[Footnote 1: Master Eckhart’s Works have been edited by F. Pfeiffer, Leipsic, 1857. The following have written on him: Jos. Bach, Vienna, 1864; Ad. Lasson, Berlin, 1868; the same, in the second part of Ueberweg’s Grundriss, last section; Denifle, in the Archiv fuer Litteratur und Kulturgeschichte des Mittelalters. ii. 417 seq.; H. Siebeck, Der Begriff des Gemuts in der deutschen Mystik (Beitraege zur Entstehungsgeschichte der neueren Psychologie, i), Giessen Programme, 1891.]
Luther himself was originally a mystic, with a high appreciation of Tauler and Thomas a Kempis, and published in 1518 that attractive little book by an anonymous Frankfort author, the German Theology.
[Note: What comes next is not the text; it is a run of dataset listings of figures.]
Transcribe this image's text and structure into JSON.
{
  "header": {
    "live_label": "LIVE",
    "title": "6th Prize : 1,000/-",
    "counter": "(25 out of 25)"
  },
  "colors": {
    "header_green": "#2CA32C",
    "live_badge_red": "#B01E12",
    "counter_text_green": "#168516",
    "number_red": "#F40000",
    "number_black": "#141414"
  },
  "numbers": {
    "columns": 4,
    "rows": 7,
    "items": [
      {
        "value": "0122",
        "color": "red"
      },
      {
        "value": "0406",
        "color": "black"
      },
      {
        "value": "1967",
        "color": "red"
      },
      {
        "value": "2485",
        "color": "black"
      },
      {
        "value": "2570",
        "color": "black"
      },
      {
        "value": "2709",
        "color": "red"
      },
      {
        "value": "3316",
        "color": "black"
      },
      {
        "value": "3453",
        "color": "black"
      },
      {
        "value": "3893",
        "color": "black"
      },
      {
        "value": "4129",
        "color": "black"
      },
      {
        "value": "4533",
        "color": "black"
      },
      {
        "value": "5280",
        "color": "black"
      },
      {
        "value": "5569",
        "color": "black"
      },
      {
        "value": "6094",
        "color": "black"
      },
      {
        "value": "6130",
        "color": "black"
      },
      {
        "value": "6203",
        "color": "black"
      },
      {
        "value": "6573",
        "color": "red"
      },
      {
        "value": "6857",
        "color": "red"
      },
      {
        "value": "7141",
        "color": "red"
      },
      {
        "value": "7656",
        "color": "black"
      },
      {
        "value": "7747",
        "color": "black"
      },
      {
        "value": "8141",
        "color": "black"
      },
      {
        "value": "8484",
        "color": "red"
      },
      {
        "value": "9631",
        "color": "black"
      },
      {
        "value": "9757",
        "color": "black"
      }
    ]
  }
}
When, later, he fell into literalism, it was the mysticism of German Protestantism which, in opposition to the new orthodoxy, held fast to the original principle of the Reformation, i.e., to the principle that faith is not assent to historical facts, not the acceptance of dogmas, but an inner experience, a renewal of the whole man. Religion and theology must not be confounded. Religion is not doctrine, but a new birth. With Schwenckfeld, and also with Franck, mysticism is still essentially pietism; with Weigel, and by the addition of ideas from Paracelsus, it is transformed into theosophy, and as such reaches its culmination in Boehme.
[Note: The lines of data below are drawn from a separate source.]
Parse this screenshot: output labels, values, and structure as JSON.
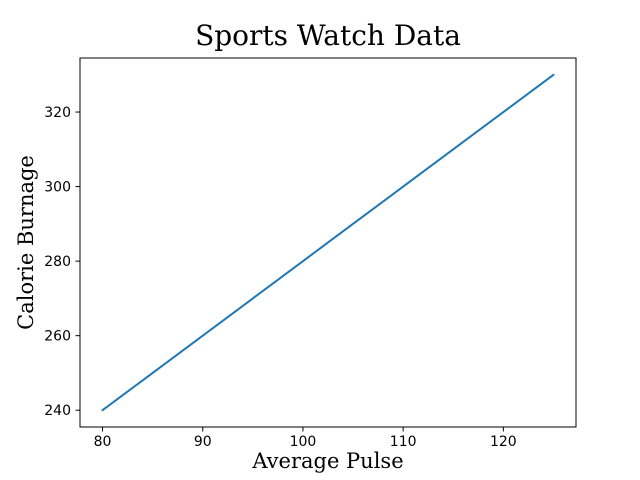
{
  "figure": {
    "background": "#ffffff"
  },
  "chart_data": {
    "type": "line",
    "title": "Sports Watch Data",
    "xlabel": "Average Pulse",
    "ylabel": "Calorie Burnage",
    "x": [
      80,
      85,
      90,
      95,
      100,
      105,
      110,
      115,
      120,
      125
    ],
    "y": [
      240,
      250,
      260,
      270,
      280,
      290,
      300,
      310,
      320,
      330
    ],
    "xticks": [
      "80",
      "90",
      "100",
      "110",
      "120"
    ],
    "xtick_values": [
      80,
      90,
      100,
      110,
      120
    ],
    "yticks": [
      "240",
      "260",
      "280",
      "300",
      "320"
    ],
    "ytick_values": [
      240,
      260,
      280,
      300,
      320
    ],
    "xlim": [
      77.75,
      127.25
    ],
    "ylim": [
      235.5,
      334.5
    ],
    "grid": false,
    "legend": null,
    "line_color": "#1f77b4",
    "title_color": "#0000ff",
    "label_color": "#8b0000",
    "tick_color": "#000000",
    "spine_color": "#000000"
  }
}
Caspar Schwenckfeld sought to spiritualize the Lutheran movement and protested against its being made into a pastors’ religion. Though he had been aroused by Luther’s pioneer feat, he soon saw that the latter had not gone far enough; and in his Letter on the Eucharist, 1527, he defined the points of difference between Luther’s view of the Sacrament and his own. Luther, he maintained, had fallen back to an historical view of faith, whereas the faith which saves can never consist in the outward acceptance of an historical fact. He who makes salvation dependent on preaching and the Sacrament, confuses the invisible and the visible Church, Ecclesia interna and externa. The layman is his own priest.
According to Sebastian Franck (1500-45), there are in man, as in everything else, two principles, one divine and one selfish, Christ and Adam, an inner and an outer man; if he submits himself to the former (by a timeless choice), he is spiritual, if to the latter, carnal. God is not the cause of sin, but man, who turns the divine power to good or evil. He who denies himself to live God is a Christian, whether he knows and confesses the Gospel or not. Faith does not consist in assent, but in inner transformation. The historical element in Christianity and its ceremonial observances are only the external form and garb (its “figure"), have merely a symbolic significance as media of communication, as forms of revelation for the eternal truth, proclaimed but not founded by Christ; the Bible is merely the shadow of the living Word of God.